Нет, ей не хватит сил.

Она взглянула в окно.

Звезды никуда не делись, продолжая свое вечное сияние. Ей захотелось обнять сына, укрыть его рукой, уснуть, чувствуя легкое дыхание на своей щеке.

Вера легла спиной на пол и развела руки в стороны. Все лучшее в ее жизни сейчас – под крышей этого дома, и она не даст ей обрушиться.

– Говори, Вика, я слушаю.

– Прекрасно, сестренка. Но я лучше покажу.

29

Август выдался жарким, очень жарким. Сухой воздух замер на месте, листья на деревьях казались нарисованными в свой неподвижности. Было шесть вечера, солнце тускнело, приближаясь к горизонту.

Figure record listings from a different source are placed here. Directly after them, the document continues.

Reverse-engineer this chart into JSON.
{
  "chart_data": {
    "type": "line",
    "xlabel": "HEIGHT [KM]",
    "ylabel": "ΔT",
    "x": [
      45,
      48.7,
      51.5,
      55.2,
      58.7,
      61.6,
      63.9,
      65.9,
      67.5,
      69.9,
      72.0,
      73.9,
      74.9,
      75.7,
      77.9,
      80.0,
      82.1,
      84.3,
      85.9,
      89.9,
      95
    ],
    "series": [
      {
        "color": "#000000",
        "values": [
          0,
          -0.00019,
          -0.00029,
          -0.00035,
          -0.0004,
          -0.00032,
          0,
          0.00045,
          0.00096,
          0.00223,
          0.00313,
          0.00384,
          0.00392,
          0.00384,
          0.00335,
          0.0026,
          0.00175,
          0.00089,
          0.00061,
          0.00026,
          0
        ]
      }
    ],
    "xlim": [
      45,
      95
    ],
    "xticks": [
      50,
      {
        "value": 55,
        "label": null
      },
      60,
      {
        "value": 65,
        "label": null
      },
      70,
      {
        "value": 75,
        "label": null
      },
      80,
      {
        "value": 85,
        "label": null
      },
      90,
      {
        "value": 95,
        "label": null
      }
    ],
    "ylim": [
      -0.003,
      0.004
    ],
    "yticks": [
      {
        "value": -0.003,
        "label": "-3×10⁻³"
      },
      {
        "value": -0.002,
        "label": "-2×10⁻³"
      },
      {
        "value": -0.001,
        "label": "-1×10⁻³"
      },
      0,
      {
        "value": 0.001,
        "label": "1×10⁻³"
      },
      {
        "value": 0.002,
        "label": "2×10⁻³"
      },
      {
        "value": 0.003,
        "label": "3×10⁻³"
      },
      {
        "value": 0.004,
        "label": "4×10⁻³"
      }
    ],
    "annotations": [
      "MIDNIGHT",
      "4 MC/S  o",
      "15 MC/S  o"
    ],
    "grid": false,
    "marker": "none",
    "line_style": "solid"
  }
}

Тот же сон, тот же день.

Вера уже не считала.

– Этот вечер стал поворотным, Озма. – раздражающее шипение обернулось наивным детским голоском. – Ты должна увидеть все сама.

– Я не хочу, – Вера прижалась к сухой, коре дерева.

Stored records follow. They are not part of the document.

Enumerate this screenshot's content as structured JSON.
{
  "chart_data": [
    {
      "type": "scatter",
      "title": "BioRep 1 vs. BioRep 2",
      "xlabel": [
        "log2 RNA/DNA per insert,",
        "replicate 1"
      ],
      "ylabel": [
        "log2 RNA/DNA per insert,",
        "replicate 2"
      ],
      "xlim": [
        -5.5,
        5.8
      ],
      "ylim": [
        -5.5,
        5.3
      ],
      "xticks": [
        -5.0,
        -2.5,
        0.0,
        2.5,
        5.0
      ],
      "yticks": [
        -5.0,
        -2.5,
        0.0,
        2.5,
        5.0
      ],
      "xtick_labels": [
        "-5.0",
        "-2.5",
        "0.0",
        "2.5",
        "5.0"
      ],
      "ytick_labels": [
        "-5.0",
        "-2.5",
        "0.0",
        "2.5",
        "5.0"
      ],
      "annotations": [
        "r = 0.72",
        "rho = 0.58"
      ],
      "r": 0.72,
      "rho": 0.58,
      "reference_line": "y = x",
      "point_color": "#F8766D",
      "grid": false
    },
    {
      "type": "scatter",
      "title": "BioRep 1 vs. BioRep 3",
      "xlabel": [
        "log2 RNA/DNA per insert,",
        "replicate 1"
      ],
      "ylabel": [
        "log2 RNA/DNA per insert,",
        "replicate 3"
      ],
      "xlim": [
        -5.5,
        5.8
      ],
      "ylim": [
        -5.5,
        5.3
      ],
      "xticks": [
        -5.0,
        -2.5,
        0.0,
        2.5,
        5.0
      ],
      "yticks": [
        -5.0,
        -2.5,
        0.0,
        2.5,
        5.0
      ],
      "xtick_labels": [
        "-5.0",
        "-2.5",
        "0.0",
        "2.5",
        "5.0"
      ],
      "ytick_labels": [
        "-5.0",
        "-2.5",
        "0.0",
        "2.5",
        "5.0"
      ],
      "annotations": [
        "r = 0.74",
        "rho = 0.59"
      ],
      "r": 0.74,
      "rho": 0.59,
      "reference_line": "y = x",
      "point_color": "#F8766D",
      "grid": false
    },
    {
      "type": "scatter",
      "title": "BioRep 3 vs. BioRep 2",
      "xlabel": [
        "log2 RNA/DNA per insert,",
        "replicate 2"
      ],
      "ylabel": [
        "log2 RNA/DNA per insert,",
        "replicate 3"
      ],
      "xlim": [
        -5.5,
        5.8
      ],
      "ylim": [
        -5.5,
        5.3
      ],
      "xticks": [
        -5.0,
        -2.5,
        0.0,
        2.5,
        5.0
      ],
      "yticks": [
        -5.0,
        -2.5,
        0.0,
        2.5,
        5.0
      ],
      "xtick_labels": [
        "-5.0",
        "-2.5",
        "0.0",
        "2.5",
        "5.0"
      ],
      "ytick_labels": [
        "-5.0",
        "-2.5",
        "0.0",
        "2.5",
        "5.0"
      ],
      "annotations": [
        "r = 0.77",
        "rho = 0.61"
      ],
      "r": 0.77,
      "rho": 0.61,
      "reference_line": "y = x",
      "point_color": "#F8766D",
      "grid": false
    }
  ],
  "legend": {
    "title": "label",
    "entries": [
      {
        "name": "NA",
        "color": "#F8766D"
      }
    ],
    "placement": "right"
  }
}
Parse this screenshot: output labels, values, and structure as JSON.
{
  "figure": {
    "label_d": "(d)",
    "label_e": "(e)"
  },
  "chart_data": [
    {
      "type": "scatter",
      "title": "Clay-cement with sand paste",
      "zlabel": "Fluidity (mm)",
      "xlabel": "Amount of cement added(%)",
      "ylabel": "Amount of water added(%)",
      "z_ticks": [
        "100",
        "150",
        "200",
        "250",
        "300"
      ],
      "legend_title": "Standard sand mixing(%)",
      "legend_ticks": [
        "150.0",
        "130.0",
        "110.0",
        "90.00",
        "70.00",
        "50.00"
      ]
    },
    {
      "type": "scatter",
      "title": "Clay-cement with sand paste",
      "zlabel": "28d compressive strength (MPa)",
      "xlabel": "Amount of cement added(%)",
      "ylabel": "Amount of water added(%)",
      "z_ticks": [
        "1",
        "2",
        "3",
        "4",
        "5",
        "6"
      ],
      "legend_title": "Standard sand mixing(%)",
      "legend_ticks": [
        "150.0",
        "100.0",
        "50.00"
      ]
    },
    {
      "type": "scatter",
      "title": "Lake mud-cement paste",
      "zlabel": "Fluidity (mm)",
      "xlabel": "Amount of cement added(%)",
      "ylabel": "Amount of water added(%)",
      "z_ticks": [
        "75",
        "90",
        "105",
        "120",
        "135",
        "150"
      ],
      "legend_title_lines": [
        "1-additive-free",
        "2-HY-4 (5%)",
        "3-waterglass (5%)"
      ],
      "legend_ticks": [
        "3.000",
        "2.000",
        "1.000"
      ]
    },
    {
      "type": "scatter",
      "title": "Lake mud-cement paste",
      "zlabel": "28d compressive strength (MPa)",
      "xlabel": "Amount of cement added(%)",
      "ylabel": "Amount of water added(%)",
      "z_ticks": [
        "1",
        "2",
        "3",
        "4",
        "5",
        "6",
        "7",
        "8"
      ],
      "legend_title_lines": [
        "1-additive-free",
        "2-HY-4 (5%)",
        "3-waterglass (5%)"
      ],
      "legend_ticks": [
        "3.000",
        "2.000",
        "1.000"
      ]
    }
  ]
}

Она знала – увиденное ей не понравится.

– У тебя нет выбора, как не было и у меня. Мы близнецы, Вера, а близнецы едины. Поверни течение сна в другое русло. Вспомни, с чего все началось.

– Я не хочу смотреть, просто расскажи мне, – молила Вера.

– Не бойся – это всего лишь сон. Все уже произошло, – голос ее стал выше и чище. – Начни мой путь, сестра. Иди.

Голос умолк, и Вика оставила ее. Но ненадолго Вера знала, «милая» Ассоль вернется, как только получит свое.

Из дома послышались глухие стоны.

Искать сестру смысла нет, Вика не пряталась от нее.

Вера медленно подняла взгляд на белое деревянное окно второго этажа. Створки были плотно закрыты, только узкий прямоугольник форточки отходил в сторону.

Ей придется подняться наверх и увидеть все самой.

Тихими шагами она двинулась ко входу. Маслянистый, тяжелый воздух вибрировал от стрекота цикад. Все, что ей удалось забыть, ожило звуками и цветами. Дом, в котором прошла половина жизни, вновь отворял свой зев, приглашая войти.

Она ступила на крыльцо. Первая ступенька. Вторая. Третья. Гладкая, почти скользкая ручка двери. Напряжение в мышцах и жалобный скрип петель. Вера шагнула внутрь, ощущая себя в гнилой утробе умирающего гиганта.

В прихожей густел мрак.

Она встала на деревянный пол. В коротких просветах мелькали серые точки оседающей пыли. Бледные выгоревшие обои с синими фиалками на стенах и приторный, колющий запах цедры. Она скривилась. В детстве все это казалось не таким отвратительным. Особенно запах, он даже нравился. Сейчас Вера брезгливо шла вперед, прижав руки к телу.

У правой стены узкая сварная лестница винтом уходила на второй этаж. В рядах коричневой обуви светились василькового цвета босоножки. Вика даже не забыла снять обувь.